The money to seed the accounts and match contributions comes from different sources depending on the plan. In some cases, private foundations or companies provide the money. In San Francisco and elsewhere, it comes directly from the government.
The accounts’ value is about more than money, however. The high costs of some selective schools can scare high-achieving low-income students from applying even if they might be accepted and receive generous financial aid, research shows. A college savings plan can counteract that, according to Lewis, because families begin planning sooner, and even relatively small assets increase a child’s likelihood of graduating from college.
“When you see other people investing in your education, that brings the idea of college to the front of your mind,” Lewis said.
Wabash’s program builds on those ideas. County educators regularly discuss college readiness during the school day and savings accounts with their parents at events like the open house Gardner attended. Matching grants, from a coalition of public and private partnerships, encourage students to find “champions”—typically family and friends—to donate to their accounts and offer support.

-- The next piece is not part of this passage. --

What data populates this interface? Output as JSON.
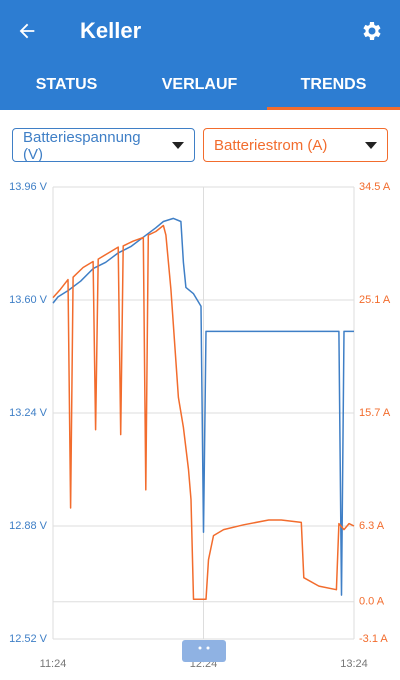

“We can help build that hope and that identity that people like me can go and do this, even if nobody in my family has gone there before,” said Clint Kugler, CEO of the Wabash County YMCA, which leads the county program in partnership with local schools, companies, faith-based organizations and the Indiana Education Savings Authority, which oversees the state’s 529 program.
In Wabash County—where about one in four people in the workforce has a degree beyond high school—just 6% of students under the age of 18 had signed up for a 529 plan in August 2013, when the program launched, according to data from Upromise, which administered the state’s 529 program at the time. Within days of its introduction, 71% of county students between pre-K and third grade, and 30% of students under 18, had 529 accounts. Over the next two years, the number of 529 accounts nearly tripled.
Programs like Wabash County Promise might also help level the playing field for college graduates, Elliott says. Research shows that low-income students are hurt the most by student debt, which can prevent them from moving out of their parents’ home, buying real estate, starting businesses or just taking a job they’re passionate about, potentially leaving them to struggle with debt when they should be launching careers.
“If you’re trying to create an education system that works as an equalizer, you can’t have the financial aid system destroying some of its ability” to do that, Elliott said.
That is part of the reason Gardner was relieved to find a program that would help her save for her children’s education—Gardner and her husband now have accounts for all four of their children -- in part by matching contributions even if they can only afford to contribute $25 to each account a month.
The family has a combined annual household income of about $45,000, according to Gardner, and is on a strict budget. They’ve skipped vacations to pay her student loans, something she expects will last another 15 years.
“I don’t want my kids to do that,” Gardner said. “I want them to be able to graduate from college and not have as much debt as I did.”